Filter winlogbeat

Elastic Stack Beats
1

Hello,

As part of the implementation of a centralized logging system in my company I am configuring winlogbeat to visualize my logs of login and logoff.
I send the data directly to the elasticsearch cloud.
But I am poled by internal connection of my cluster so I need to make filters.

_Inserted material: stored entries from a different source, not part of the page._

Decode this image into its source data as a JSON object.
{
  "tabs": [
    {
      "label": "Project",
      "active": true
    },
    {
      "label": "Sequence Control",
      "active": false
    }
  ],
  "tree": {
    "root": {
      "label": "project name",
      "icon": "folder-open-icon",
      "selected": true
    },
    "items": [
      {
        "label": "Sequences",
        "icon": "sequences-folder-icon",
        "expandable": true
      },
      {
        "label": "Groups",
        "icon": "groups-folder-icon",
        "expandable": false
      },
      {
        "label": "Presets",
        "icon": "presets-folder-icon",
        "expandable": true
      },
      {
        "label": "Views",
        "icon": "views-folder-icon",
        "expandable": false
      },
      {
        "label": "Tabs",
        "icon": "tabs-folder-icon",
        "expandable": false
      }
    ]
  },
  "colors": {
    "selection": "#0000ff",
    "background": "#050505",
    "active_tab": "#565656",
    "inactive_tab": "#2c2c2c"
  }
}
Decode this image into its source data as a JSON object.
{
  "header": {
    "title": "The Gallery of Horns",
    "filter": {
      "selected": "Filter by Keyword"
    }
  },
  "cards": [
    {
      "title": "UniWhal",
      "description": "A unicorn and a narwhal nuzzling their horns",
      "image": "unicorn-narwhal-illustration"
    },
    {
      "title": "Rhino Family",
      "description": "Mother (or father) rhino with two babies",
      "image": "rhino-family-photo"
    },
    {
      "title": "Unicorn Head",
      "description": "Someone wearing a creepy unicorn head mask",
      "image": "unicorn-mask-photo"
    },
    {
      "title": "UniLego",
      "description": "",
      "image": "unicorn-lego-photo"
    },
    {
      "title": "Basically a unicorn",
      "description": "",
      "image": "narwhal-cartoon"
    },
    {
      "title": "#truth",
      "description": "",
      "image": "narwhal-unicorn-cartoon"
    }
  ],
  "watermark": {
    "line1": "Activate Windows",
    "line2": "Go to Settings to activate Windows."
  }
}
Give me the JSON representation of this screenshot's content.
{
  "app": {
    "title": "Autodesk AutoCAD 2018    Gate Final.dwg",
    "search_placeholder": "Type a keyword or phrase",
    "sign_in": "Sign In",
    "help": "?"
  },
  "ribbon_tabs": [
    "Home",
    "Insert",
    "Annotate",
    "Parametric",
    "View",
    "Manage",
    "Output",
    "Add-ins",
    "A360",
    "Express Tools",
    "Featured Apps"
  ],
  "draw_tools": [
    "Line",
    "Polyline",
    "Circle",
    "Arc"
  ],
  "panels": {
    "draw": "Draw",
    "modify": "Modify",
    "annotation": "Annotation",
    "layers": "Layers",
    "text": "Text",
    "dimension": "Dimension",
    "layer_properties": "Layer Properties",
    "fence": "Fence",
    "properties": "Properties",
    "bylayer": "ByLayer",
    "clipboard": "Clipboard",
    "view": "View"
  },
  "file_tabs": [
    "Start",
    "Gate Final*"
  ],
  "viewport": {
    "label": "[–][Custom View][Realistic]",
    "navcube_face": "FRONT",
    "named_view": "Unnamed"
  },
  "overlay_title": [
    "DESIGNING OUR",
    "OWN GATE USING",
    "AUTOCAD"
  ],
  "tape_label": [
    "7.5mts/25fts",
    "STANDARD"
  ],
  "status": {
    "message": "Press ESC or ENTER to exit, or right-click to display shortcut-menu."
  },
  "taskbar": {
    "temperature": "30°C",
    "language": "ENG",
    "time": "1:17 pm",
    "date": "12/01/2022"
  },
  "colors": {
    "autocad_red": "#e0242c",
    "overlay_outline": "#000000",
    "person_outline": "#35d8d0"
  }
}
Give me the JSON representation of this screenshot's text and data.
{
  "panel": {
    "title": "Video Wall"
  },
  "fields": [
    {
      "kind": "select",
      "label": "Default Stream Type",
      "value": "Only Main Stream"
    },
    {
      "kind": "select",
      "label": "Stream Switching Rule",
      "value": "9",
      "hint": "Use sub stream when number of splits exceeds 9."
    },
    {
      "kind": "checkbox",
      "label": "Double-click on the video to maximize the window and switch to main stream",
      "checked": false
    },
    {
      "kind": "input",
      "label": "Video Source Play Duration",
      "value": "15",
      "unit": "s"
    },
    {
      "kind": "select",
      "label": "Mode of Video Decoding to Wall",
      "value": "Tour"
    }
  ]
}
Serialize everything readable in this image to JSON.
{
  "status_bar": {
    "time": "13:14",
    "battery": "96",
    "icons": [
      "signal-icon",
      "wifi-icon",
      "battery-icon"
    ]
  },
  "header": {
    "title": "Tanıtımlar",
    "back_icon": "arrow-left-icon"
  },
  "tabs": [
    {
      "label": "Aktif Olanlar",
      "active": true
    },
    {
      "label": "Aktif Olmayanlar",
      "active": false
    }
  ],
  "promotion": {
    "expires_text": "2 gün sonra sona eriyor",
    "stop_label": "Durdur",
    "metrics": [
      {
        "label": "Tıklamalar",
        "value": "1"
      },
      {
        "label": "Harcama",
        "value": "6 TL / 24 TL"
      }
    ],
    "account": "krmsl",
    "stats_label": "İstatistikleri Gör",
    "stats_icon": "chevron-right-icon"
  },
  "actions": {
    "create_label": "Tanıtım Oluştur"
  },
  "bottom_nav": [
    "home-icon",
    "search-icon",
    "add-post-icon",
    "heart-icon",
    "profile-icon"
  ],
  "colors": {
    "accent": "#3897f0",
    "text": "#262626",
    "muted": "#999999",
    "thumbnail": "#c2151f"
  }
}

Here is what I put in my winlogbeat.yml file:

processors:
  - drop_event.when.or: 
    - regexp.winlog.event_data.SubjectUserName: '.*\$'
    - regexp.winlog.event_data.TargetUserName: '.*\$'
    - regexp.winlog.event_data.TargetUserName: 'HealthMailbox*'
    - equals.winlog.event_data.TargetUserName: 'ANONYMOUS LOGON'
    - equals.winlog.event_data.LogonType: '0'
    - equals.winlog.event_data.LogonType: '5'

But the display in SIEM is no longer viable ...
So I put this:

processors:
  - drop_event.when.or: 
    - regexp.winlog.event_data.SubjectUserName: '.*\$'
    - regexp.winlog.event_data.TargetUserName: '.*\$'
    - regexp.winlog.event_data.TargetUserName: 'HealthMailbox*'
    - equals.winlog.event_data.TargetUserName: 'ANONYMOUS LOGON'
    - equals.winlog.event_data.LogonType: '0'
    - equals.winlog.event_data.LogonType: '5'
processors:
  - script:
      lang: javascript
      id: security
      file: ${path.home}/module/security/config/winlogbeat-security.js

But now the filter does not work anymore ...
Could you help me?

Thank you

2

hi @DorianL, I see you are defining the processors 2 times in your config file. Can you add the script processor under the first processors tag and let us know if this worked in your case?

3

After a weekend of tests, it finally works thanks to you, thank you very much :slight_smile:

4

This topic was automatically closed 28 days after the last reply. New replies are no longer allowed.